RE: Significant W3C Confusion over Namespace Meaning and Policy

I'm a little reluctant to jump into this over long thread, but one or two 
things that John writes puzzle me.  Specfically:

John Boyer writes:

> Consider a processor P for the namespace N=({A,
> B}, http://example.org)

> Now create the distinct namespace N'=({A, B, C},
> http://example.org) and create a processor P' for
> N'.

> Use P' to create a document D that contains markup
> from namespace N', especially including C. Let the
> user sign D with signature S.  Now, send D to
> someone having only P.  Signature S validates,
> then D is presented to the validating user.
> Problem is, P does not understand C, so only A and
> B are presented as being 'what got signed' by the
> original signer.

This surprises me.  As I understand it, a signatures are applied to 
documents not namespaces.  Thus, a dsig created on a document that 
contains elements A, B, C is signing all of those elements, their 
positions, contents, etc. 

One of two things of interest will happen when your sample document is 
sent to (older) processor P.  Either the document is corrupted on the way, 
or it isn't.  If the document is corrupted, the signature will correctly 
warn P of this;  if the document is intact, then the signature will 
correctly confirm that fact to P.  P will then know that the use of the 
suprising "C" construct is not an accident, but was indeed intentional on 
the part of the signer.  Working as designed, right? 
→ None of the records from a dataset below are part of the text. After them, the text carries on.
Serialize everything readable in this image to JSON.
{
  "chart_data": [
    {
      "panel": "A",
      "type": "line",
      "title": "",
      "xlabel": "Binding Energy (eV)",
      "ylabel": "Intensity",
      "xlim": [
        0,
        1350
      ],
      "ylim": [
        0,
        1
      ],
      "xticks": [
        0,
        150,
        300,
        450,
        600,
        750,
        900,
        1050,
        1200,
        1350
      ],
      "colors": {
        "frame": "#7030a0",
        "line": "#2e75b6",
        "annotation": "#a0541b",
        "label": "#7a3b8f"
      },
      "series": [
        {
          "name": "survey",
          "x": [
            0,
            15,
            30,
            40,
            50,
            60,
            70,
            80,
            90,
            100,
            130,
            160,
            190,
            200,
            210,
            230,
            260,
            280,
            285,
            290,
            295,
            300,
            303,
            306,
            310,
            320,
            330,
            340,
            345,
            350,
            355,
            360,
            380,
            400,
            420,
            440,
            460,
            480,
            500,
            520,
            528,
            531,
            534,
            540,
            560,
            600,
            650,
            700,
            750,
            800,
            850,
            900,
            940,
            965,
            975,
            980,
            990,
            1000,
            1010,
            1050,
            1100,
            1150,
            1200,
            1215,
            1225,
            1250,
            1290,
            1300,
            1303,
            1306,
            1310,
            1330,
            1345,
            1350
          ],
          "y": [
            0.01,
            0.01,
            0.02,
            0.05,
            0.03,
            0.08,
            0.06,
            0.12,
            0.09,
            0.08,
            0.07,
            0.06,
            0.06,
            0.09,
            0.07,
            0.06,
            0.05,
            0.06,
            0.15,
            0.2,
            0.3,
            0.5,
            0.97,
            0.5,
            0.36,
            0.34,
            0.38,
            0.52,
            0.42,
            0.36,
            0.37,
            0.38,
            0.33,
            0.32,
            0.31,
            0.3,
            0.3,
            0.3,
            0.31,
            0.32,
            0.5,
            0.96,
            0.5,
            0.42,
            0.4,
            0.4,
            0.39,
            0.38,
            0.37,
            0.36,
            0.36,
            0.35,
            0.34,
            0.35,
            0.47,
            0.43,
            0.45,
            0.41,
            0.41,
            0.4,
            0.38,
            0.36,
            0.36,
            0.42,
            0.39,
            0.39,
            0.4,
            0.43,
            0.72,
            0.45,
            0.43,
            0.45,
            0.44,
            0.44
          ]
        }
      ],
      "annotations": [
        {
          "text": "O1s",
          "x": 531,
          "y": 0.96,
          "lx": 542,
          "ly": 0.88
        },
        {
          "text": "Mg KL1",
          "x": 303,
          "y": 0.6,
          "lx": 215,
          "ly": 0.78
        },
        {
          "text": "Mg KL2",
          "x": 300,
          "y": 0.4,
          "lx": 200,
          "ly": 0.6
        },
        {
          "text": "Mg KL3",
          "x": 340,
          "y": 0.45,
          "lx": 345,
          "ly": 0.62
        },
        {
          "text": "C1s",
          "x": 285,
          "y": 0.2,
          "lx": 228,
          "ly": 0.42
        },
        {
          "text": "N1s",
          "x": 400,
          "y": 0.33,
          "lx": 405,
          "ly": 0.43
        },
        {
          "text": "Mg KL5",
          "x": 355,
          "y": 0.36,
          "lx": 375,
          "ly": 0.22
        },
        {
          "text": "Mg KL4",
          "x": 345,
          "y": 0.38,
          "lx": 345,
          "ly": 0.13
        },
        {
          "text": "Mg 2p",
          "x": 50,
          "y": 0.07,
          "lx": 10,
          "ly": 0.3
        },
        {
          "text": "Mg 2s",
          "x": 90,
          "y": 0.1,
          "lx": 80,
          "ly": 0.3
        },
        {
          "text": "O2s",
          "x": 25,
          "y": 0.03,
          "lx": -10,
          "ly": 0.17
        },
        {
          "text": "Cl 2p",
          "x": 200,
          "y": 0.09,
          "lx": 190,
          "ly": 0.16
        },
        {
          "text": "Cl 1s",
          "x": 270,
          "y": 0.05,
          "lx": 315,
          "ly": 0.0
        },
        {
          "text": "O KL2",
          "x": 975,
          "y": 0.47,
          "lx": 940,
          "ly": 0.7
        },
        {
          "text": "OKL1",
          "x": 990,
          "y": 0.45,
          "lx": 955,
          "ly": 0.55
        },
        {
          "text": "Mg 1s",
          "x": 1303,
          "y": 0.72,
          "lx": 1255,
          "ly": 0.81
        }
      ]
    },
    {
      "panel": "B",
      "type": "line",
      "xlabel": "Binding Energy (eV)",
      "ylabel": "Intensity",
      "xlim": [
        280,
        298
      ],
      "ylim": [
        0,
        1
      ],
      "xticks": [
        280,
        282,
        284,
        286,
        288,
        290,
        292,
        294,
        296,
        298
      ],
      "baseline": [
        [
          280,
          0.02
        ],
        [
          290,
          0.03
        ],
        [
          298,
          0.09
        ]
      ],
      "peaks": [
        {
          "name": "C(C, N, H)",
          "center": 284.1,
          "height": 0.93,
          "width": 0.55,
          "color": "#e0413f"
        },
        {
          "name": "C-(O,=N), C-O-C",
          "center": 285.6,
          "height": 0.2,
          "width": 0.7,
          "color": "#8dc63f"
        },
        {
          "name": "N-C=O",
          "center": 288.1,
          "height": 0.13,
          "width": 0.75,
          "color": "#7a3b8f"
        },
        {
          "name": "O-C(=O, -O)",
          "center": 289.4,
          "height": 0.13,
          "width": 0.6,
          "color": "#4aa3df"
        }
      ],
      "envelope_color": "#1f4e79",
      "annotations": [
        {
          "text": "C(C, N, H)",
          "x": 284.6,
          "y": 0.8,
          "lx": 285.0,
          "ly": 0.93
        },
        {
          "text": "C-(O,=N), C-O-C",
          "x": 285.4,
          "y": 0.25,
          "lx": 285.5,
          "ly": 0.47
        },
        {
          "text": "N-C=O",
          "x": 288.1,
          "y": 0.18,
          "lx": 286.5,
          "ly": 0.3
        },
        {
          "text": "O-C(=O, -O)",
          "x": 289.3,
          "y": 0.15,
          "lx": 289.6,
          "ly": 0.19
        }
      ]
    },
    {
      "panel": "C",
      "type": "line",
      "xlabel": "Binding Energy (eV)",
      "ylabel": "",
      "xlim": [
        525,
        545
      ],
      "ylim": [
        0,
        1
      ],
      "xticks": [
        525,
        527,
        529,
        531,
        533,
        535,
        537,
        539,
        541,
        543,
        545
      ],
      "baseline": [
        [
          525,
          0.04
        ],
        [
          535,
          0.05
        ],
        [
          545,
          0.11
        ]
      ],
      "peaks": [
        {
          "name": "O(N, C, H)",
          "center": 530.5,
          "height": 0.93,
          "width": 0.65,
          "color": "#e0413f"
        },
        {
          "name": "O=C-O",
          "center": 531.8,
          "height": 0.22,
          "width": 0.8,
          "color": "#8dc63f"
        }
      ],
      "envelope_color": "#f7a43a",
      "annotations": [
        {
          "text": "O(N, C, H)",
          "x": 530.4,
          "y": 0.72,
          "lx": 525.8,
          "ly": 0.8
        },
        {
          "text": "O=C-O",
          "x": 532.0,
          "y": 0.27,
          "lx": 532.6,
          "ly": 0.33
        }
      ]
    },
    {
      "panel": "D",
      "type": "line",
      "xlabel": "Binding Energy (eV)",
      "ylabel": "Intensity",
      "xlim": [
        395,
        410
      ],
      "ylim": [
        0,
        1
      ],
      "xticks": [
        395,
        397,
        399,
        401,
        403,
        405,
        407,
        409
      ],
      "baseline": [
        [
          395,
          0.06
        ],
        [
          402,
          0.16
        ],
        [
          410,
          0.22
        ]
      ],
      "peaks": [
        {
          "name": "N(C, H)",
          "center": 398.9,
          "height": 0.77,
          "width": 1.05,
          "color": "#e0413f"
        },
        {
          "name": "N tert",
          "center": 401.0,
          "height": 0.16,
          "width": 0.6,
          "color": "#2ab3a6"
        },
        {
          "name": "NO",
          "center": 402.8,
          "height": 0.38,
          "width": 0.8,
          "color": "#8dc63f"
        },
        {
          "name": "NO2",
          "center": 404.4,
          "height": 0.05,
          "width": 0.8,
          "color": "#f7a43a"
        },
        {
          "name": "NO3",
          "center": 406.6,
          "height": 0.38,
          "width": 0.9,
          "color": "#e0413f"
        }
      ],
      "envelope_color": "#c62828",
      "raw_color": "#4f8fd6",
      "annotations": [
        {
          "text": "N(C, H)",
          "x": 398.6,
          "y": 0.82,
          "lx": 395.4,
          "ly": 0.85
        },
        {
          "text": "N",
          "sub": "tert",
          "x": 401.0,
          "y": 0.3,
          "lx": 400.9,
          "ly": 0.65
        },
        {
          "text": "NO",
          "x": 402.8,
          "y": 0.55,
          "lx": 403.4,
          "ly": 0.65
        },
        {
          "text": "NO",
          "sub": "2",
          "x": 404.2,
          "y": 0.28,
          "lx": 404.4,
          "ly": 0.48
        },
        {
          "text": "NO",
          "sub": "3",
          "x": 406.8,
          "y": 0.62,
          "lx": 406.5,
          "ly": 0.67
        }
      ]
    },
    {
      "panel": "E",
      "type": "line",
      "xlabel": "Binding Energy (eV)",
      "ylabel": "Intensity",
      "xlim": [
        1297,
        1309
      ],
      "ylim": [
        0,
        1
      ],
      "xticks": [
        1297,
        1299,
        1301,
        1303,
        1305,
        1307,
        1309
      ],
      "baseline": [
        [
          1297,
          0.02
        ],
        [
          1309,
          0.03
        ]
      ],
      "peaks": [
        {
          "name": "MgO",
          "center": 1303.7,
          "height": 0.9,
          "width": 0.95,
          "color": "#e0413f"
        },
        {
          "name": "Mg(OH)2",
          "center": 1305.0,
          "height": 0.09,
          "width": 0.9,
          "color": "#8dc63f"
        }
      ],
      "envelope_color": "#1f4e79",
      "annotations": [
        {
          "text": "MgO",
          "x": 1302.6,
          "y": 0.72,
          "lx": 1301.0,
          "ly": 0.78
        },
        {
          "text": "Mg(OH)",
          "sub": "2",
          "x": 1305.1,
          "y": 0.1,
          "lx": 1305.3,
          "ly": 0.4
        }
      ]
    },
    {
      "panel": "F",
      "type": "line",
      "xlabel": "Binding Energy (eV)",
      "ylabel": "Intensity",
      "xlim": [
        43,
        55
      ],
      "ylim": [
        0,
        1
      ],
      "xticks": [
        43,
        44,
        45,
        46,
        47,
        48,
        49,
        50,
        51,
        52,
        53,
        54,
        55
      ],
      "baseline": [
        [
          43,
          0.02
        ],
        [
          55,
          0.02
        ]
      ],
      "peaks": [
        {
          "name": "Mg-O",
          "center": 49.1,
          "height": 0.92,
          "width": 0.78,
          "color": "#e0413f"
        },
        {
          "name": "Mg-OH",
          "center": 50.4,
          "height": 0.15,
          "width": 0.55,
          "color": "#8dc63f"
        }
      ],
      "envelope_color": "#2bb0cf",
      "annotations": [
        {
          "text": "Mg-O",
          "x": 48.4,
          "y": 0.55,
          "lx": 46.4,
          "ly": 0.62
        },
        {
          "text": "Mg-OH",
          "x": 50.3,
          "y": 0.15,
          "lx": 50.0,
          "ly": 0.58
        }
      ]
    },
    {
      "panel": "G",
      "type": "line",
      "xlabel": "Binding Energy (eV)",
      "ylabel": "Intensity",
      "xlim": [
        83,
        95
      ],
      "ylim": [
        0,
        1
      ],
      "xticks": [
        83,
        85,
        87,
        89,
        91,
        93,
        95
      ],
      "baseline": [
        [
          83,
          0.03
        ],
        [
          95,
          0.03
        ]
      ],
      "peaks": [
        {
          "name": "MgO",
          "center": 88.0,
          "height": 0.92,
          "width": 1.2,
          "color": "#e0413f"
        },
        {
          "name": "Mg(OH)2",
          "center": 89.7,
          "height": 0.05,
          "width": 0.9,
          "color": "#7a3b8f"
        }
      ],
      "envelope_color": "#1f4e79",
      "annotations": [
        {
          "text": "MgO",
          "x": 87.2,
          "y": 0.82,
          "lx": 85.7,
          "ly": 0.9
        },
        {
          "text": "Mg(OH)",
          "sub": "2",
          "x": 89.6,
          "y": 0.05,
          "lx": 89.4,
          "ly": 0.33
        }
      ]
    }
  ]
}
The fact that C is namespace qualified means that the author of 
application C will not be mistaking it for the many other similar names in 
other namespaces.  If he or she wants to follow up, then it's likely that 
the namespace name will give a handle on finding out who owns the 
specification for this new and unexpected C element.  The fact that it's 
in the same namespace suggests that it was in fact created by those who 
invented the expected elements, A and B.  All of this seems just fine to 
me.

> The reason why we cannot change the meaning of
> existing words in a namespace once signatures are
> applied to markup in that namespace is *exactly
> the same* as the reason why words cannot be added
> or deleted.  It's impossible to accept one but not
> the other!

As noted above, it's not the namespace that's being signed, it's instance 
documents using the namespace(s).  I don't think a dsig can protect 
anything other than what is directly represented in the bits being signed. 
 

Even with a signature, you always have all kinds of external assumptions 
that can change out from under you.  You seem to worry that as new words 
are introduced dsigs somehow fail to protect you.  The real concern would 
be if someone rewrote the specification for a vocabulary (not necessarily 
a namespace, since namespaces and vocabularies need not be tightly tied in 
my opinion!) to change the meaning of existing instances.  That's a 
problem with or without DSIGs, and such changes wouldn't be particularly 
tied to the introduction of new words in the vocabulary.   Typically, new 
words are used in new documents; it's changes to the descriptions of the 
old words that break compatibility.   The DSIG can't and shouldn't protect 
you from any incompatible change to specifcations that you're depending 
on.  DSIGs ensure that the instance sent is the one received.  Discipline 
in keeping the specs ensures that old-style instance documents continue to 
mean what they used to mean;  it seems to me that adding new words to a 
namespace is only a problem if it breaks such compatibility.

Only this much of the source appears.